Dalam konteks ini, banyaknya siswa yang memiliki cadangan pengetahuan yang kurang, kemampuan belajar yang kurang, bahkan keengganan untuk belajar masuk ke perguruan tinggi dan universitas secara besar-besaran, yang tentunya menimbulkan permasalahan yang serius:Bagaimana cara memastikan kualitas? Apalagi bagaimana caranya agar anak-anak yang enggan belajar mau belajar dan lulus?
Gambar semuanya dari Internet
Banyak sekolah mengadopsi pembelajaran berbasis drive,Artinya, mengelola kesiswaan di kalangan mahasiswaMisalnya siswa harus duduk di barisan depan kelas, jika tidak maka akan dihukum. Intinya adalah mencegah siswa meninggalkan kelas. Beberapa universitas di Tiongkok Timur Laut tidak membuka asramanya sebelum jam 11 pagi untuk mencegah mahasiswanya kembali ke asramanya untuk tidur dan bermain game. Banyak sekolah yang mempunyai kelompok antara konselor dan orang tua untuk melaporkan setiap saat status kegagalan anak-anaknya agar tidak disalahkan oleh orang tua: Kenapa kamu tidak memberitahuku lebih awal?
Banyak pakar yang mengkritik bahwa “universitas mengendalikan mahasiswa di kalangan mahasiswa”! Apa yang tidak mereka ketahui adalah bahwa banyak mahasiswa saat ini yang sebenarnya tidak sebaik siswa sekolah menengah pada masa itu, dan sekolah tidak punya pilihan selain melakukan hal tersebut.
Beberapa sekolah dan guru bahkan terpaksa mengendur dalam pengajaran dan ujian.
Alasannya juga sangat sederhana. Begitu seorang anak gagal naik kelas atau gagal memperoleh ijazah, sekolah dan guru tidak punya pilihan selain menderita masalah yang tiada habisnya. Sekolah adalah perusahaan dengan tanggung jawab tidak terbatas, dan para guru adalah karyawan dari perusahaan dengan tanggung jawab tidak terbatas, belalang yang dipertaruhkan.

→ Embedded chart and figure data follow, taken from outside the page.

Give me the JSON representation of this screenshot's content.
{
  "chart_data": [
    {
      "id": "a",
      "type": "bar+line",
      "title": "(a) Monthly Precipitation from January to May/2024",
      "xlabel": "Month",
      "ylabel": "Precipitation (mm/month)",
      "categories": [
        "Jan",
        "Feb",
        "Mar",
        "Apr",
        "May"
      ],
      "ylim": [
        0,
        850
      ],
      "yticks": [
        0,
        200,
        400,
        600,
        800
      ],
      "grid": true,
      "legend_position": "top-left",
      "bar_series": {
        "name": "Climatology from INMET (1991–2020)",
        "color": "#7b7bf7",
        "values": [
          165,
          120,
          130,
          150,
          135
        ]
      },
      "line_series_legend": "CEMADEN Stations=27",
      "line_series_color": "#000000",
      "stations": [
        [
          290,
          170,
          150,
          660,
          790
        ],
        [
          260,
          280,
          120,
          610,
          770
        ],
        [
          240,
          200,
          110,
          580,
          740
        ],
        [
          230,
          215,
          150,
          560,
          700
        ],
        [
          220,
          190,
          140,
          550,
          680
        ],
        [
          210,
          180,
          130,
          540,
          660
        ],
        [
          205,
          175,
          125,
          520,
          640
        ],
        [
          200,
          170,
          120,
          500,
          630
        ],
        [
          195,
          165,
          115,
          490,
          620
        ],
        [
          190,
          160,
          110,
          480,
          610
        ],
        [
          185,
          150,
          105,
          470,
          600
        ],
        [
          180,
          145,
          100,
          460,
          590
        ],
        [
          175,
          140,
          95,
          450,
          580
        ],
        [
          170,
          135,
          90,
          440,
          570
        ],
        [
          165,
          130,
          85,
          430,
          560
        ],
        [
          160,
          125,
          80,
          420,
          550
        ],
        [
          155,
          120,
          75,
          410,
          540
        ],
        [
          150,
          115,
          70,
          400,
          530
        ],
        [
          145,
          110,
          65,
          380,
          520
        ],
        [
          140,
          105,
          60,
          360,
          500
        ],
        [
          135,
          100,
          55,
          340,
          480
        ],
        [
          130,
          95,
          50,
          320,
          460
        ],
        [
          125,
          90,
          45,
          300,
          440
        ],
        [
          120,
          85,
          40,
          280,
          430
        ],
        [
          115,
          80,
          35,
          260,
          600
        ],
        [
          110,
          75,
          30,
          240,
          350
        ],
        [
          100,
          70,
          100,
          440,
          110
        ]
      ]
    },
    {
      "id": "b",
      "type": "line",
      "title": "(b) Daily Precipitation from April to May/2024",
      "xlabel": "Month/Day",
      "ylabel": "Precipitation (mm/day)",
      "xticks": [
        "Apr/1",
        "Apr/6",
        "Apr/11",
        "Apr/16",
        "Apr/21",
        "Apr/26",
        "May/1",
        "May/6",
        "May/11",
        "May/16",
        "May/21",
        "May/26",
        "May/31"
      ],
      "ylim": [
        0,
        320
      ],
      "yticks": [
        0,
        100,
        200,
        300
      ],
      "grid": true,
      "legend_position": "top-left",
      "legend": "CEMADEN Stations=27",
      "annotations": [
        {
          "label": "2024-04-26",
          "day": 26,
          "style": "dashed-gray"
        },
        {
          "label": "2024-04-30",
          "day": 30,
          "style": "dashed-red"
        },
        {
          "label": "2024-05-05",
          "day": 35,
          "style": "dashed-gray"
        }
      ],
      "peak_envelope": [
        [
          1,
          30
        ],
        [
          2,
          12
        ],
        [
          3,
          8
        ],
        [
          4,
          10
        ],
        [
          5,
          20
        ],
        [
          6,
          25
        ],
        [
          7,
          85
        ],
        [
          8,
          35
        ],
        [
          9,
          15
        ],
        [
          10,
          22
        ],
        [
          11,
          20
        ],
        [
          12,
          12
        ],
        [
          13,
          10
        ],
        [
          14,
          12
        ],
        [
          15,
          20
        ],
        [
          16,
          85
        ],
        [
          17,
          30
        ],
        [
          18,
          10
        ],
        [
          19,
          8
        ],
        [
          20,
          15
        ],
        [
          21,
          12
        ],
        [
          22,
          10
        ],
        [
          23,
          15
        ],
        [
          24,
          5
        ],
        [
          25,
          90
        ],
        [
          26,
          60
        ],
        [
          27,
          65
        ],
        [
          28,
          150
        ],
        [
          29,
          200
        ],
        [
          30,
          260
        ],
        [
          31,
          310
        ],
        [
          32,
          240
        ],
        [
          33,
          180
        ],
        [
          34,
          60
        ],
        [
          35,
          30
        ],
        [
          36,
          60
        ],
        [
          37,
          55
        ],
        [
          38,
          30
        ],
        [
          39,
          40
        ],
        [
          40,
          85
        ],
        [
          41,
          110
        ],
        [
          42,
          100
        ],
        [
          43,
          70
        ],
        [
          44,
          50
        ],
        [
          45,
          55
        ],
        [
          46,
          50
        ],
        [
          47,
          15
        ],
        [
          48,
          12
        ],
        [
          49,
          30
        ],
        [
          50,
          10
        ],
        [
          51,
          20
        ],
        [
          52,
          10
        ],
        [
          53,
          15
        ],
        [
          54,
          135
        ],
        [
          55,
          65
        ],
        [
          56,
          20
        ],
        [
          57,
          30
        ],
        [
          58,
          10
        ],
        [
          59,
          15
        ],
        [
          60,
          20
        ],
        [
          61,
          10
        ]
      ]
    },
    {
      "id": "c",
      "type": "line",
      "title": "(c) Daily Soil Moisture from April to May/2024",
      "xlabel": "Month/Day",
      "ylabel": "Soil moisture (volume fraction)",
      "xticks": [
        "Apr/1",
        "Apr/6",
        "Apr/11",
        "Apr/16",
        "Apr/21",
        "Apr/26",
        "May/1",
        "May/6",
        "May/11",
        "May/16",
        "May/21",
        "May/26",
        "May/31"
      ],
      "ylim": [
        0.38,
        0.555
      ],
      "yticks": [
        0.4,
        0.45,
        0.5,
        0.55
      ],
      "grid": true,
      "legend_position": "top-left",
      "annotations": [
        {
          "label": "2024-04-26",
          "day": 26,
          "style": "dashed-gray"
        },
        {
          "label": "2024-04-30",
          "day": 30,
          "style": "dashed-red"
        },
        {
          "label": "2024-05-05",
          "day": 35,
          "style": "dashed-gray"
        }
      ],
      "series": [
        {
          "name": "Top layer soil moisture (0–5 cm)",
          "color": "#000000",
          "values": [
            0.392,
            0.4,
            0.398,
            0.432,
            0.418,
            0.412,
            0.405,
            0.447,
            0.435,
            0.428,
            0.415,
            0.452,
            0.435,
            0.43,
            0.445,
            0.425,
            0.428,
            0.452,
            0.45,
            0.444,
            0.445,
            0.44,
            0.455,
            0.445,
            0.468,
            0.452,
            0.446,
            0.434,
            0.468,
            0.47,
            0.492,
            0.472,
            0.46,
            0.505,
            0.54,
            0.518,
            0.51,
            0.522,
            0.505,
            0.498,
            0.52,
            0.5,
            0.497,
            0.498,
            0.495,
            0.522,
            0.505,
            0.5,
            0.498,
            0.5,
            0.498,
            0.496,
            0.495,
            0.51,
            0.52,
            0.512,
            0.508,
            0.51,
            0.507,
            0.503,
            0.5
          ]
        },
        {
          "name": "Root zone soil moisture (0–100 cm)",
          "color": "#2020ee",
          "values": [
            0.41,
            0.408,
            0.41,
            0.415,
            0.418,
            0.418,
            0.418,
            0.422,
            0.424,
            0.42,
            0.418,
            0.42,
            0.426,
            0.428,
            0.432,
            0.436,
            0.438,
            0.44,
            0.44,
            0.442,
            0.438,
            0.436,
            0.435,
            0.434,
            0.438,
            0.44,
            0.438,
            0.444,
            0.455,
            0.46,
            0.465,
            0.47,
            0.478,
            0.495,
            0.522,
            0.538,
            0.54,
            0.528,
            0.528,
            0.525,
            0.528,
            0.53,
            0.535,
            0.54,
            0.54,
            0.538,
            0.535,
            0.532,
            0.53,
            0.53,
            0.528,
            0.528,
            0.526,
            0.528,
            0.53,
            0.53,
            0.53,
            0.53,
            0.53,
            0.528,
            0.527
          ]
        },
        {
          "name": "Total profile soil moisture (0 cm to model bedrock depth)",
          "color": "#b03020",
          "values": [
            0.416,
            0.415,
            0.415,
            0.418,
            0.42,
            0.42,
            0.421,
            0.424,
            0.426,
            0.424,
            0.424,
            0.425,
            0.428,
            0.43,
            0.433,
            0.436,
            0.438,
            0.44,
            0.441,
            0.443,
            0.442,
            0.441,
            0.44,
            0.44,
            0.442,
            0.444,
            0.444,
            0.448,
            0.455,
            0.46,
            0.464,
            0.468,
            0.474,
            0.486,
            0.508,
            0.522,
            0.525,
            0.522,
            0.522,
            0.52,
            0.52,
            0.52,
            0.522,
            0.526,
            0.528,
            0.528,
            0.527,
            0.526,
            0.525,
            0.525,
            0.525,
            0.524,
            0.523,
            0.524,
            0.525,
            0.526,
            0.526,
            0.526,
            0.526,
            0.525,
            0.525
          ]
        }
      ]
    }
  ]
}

Namun jika kendali mutu dan kendali ekspor tidak dikontrol secara ketat, skor 280 dianggap sarjana, dan skor 680 tetap sarjana. Bagaimana cara mempertahankan mutu pendidikan tinggi? Apa alasan kita mengkritik dan mengecam “diskriminasi asal usul”?

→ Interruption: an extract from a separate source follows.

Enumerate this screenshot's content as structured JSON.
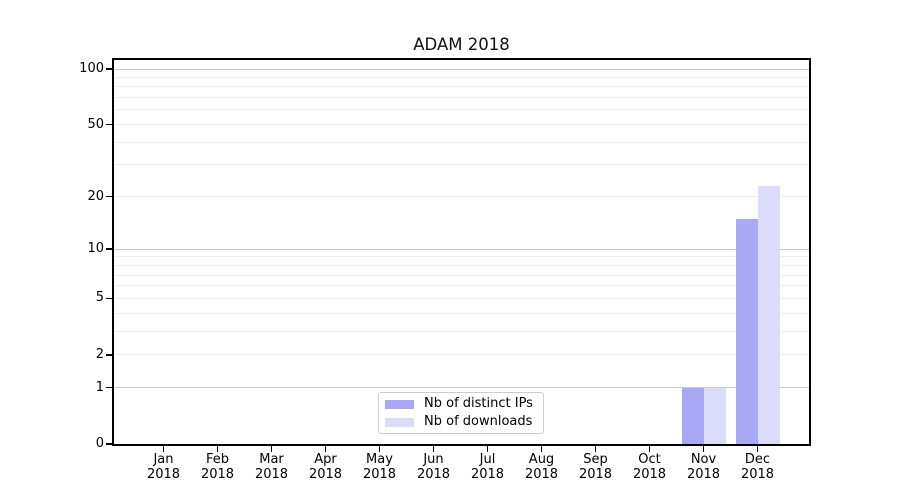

Jika kita tidak dapat mencegah sejumlah besar siswa untuk lulus, kita sebaiknya belajar dari apa yang telah dilakukan Barat dalam proses mempopulerkan pendidikan tinggi:Sistem Pascasarjana Kehormatan. Meski sebagian besar sudah lulus, namun nilai ijazah yang diterima berbeda-beda. Ada lulusan biasa dan kehormatan dari berbagai tingkatan. Hal ini tidak hanya memberi setiap orang cara untuk bertahan hidup, tetapi juga melindungi kualitas, sehingga setiap orang mendapatkan apa yang mereka inginkan.